Reverse mortgages are popular, but should your aging parents or loved ones take out one of these loans? Consider the following points to decide whether or not a reverse mortgage is the right decision for your elderly parents or loved ones.

Is a Reverse Mortgage a Good Idea for My Parents?

With all of the recent attention given to reverse mortgages, you may be wondering if it makes sense for your elderly parents to apply for one of these loans. Under the right circumstances a reverse mortgage can be a wonderful financial tool that can provide another source of income for folks over 62. But there are pros and cons to taking out a reverse mortgage that need to be considered very carefully.

First, adult children should always consult with their parents before making financial decisions for them unless their parents are physically and/or mentally unable to be involved. If you are the authorized legal representative for your aging parents, you can request a reverse mortgage counseling session. Counseling allows you to take a look at your parents' overall finances to decide whether a reverse mortgage is a smart option.
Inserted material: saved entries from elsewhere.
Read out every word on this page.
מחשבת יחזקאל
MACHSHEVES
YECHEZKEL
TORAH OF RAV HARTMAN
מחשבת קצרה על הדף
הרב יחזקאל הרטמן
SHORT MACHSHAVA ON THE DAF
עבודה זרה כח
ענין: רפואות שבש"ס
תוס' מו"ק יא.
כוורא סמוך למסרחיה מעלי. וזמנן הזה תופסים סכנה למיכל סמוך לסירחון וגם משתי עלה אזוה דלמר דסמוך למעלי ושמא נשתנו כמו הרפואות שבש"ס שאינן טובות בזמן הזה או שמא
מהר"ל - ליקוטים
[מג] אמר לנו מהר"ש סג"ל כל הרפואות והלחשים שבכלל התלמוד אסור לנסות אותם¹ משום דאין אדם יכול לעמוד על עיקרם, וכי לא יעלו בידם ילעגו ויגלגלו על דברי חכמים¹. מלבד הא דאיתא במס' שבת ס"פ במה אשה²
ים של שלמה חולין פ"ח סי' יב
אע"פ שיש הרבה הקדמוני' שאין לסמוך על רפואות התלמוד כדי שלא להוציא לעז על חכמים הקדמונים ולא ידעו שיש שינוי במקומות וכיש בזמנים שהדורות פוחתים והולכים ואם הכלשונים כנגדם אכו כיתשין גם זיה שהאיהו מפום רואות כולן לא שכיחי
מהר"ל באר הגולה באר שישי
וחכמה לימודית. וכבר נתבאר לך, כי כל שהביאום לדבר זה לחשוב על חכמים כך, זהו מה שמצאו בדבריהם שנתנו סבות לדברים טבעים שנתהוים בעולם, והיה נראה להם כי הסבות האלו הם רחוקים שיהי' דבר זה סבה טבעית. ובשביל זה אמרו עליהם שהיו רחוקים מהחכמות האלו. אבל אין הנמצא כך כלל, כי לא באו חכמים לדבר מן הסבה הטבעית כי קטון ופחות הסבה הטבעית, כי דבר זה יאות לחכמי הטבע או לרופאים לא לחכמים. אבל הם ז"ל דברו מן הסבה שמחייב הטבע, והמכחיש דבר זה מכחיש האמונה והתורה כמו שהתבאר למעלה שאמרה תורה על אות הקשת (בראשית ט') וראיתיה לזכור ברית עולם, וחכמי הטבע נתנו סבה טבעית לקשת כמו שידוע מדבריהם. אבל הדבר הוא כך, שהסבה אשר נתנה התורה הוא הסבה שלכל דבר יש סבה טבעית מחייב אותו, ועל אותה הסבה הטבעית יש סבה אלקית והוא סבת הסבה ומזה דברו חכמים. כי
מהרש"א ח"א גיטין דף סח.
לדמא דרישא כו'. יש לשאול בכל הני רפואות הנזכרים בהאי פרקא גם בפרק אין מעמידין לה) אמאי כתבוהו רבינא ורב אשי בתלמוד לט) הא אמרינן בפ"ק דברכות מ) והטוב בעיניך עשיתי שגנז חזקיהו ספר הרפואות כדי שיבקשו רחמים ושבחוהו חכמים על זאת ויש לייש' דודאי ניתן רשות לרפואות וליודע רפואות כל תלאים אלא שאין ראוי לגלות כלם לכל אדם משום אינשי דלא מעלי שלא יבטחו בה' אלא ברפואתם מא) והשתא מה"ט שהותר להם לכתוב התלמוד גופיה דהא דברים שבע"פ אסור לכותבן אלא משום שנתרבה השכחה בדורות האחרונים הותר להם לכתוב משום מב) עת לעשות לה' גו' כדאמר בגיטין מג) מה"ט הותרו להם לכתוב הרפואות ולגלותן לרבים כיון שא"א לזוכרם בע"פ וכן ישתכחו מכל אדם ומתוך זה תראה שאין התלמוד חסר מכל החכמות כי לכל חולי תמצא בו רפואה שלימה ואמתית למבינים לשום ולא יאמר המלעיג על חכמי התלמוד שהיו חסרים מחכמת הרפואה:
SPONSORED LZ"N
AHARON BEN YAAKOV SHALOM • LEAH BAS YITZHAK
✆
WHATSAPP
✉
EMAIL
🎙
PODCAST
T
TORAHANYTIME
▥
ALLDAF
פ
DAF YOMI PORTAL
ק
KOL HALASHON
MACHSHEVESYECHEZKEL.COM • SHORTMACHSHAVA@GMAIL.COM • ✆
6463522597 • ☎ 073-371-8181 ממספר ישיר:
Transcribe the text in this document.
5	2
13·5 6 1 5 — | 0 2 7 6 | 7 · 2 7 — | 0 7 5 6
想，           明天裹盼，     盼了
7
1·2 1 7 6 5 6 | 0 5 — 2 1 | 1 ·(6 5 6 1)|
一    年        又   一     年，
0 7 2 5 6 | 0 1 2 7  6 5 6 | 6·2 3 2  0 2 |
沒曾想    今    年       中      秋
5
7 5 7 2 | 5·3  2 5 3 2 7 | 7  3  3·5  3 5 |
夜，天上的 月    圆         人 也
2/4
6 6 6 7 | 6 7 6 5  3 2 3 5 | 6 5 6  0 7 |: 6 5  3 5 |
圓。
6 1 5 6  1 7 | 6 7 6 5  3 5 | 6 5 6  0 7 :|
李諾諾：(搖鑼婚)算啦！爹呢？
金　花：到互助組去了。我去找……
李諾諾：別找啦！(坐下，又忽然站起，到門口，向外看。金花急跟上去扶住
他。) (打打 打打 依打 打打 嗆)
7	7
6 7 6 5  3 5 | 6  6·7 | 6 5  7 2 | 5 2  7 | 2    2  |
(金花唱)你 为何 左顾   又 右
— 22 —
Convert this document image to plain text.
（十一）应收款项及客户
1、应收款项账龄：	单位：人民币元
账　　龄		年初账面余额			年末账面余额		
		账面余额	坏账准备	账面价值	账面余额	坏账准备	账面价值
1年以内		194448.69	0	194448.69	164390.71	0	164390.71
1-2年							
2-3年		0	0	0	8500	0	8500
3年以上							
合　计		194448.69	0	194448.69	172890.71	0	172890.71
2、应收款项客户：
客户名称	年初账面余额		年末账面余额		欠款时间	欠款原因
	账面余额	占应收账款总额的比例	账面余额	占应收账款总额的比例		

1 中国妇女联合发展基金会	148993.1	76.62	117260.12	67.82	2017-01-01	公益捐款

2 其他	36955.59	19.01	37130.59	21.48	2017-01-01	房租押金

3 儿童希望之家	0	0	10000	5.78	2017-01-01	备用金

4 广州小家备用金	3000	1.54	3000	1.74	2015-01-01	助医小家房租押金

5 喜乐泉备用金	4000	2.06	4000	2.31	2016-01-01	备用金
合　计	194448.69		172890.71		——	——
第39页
Why Consider a Reverse Mortgage?

Reverse mortgages are paid as a lump sum of cash, through regular payments, or a combination of both. Your parents have the option of choosing how they want to receive their money, as well as how to spend it. Reverse mortgages are popular because the money received doesn't have to be repaid until a homeowner dies or moves. These loans also typically don't require income or credit checks.

When Are Reverse Mortgages a Good Option?

Some folks are better candidates for using a reverse mortgage to tap into home equity than others. Your parents may see real benefits from a reverse mortgage if they:

  • Own their home free and clear or have a low mortgage balance
  • Are over 70, since the older they are the more money they can receive
  • Need extra cash to help pay medical costs, credit card debt, or other bills
  • Want to use the proceeds from a revere mortgage to downsize to a smaller home

When Are Reverse Mortgages a Bad Option?

Don't jump on the reverse mortgage bandwagon without considering how a loan may impact the overall finances of your aging parents. A reverse mortgage may not be a good idea if:

  • Your parents' home has lost a lot of equity during the housing downturn since this can lower the amount of an appraisal
  • Your parents aren't that old and really don't need the money right now. Waiting a few years means they should be able to qualify for a larger payout when they apply for a reverse mortgage.
  • The mortgage lender pressures them to purchase annuities or other expensive financial products
  • Your parents plan to move from their home in a few years. Money received from the reverse mortgage typically has to be paid back when they leave their home.
  • Your parents want to leave their home to you as an inheritance

Being the caregiver for aging parents isn't easy. In addition to knowing where to go for good medical care, it's important to know where to turn for help with important financial decisions. A reverse mortgage is just one of the tools that may be able to help manage your parents' finances more effectively.